Fantasievoll, ausdrucksstark und facettenreich präsentierte sich auf der Litcologne eine junge türkische Literaturszene, die nicht nur dem Mainstream folgt. Drei Autoren stellten ihre neuen Romane vor – Hakan Günday: Extrem, Alper Canigüz: Die Verwandlung des Hector Berlioz und Gaye Boralioglu: Der hinkende Rhythmus. Von BETTINA GUTIÉRREZ
Extrem von Hakan Guenday
Wer sich für zeitgenössische türkische Literatur interessiert, der konnte sich im Rahmen einer von der Litcologne organisierten Lesung von deren Originalität und literarischen Vielfalt überzeugen. Drei Schriftsteller stellten dort ihre erstmals ins Deutsche übertragenen Romane vor.

Hakan Günday, der in seinem Heimatland als Kultautor gilt, schildert in seinem Roman Extrem die Lebenswege seiner Protagonisten Derdâ und Derda, die sich als Kinder auf einem Friedhof begegnen und schließlich nach vierzig Jahren zusammenfinden.

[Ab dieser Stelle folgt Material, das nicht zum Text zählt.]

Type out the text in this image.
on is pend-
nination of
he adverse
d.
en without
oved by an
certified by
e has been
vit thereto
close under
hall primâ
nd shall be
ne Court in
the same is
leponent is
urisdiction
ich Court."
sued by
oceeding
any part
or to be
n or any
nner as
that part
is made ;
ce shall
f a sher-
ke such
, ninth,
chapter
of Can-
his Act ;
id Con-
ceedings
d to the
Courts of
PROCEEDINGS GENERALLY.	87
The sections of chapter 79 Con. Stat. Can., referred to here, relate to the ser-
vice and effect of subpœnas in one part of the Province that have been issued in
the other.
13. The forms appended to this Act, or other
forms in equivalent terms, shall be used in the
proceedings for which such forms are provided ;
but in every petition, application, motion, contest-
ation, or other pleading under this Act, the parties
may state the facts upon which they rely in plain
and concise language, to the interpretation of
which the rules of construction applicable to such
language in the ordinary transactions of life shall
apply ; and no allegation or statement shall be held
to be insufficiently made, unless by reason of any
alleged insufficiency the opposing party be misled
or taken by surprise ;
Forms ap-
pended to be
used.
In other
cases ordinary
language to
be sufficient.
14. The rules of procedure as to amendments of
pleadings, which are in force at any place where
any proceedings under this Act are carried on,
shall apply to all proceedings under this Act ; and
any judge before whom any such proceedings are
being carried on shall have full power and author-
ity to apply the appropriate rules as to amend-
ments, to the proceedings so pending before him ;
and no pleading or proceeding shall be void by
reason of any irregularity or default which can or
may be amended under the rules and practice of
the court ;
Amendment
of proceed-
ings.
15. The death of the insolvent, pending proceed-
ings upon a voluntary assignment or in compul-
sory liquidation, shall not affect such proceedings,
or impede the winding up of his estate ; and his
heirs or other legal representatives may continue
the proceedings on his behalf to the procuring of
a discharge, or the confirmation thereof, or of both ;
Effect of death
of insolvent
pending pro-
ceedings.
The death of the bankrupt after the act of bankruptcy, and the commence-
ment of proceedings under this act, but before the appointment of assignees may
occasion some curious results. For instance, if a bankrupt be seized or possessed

Drastisch, heftig und teils überzeichnend sind die Szenen aus Derdâs Leben, die mit elf Jahren an einen türkischen Geschäftsmann verkauft wird, fünf von Gewalt geprägte Jahre mit ihm in London verbringt, dann zur heroinabhängigen Punkerin mutiert um in einer Entzugsklinik auf ihre künftige Adoptivmutter zu treffen, die ihr ein Studium der englischen Literatur ermöglicht. Auch Derdas Schicksal ist nicht minder grausam: Wegen seiner unzähligen Gewaltverbrechen wird er zu zweiundzwanzig Jahren Haft verurteilt.
Gutierrez verwandlung-des-hector-bAlper Canigüz humoristische Komödie Die Verwandlung des Hector Berlioz kreist dagegen um einen Professor, der seine Studenten in Freuds Theorie der Traumdeutung einführt und den Lebenskünstler Hector Berlioz, der sich mit Hilfe seines Komplizen Hamit der Geldbeute des Gangsters Hayri Kura ermächtigen will. Leicht grotesk, mit dichten Dialogen angereichert ist hier die Handlung, die sich auf verschiedenen Erzählebenen abspielt und in einer großen Verwirrung mündet.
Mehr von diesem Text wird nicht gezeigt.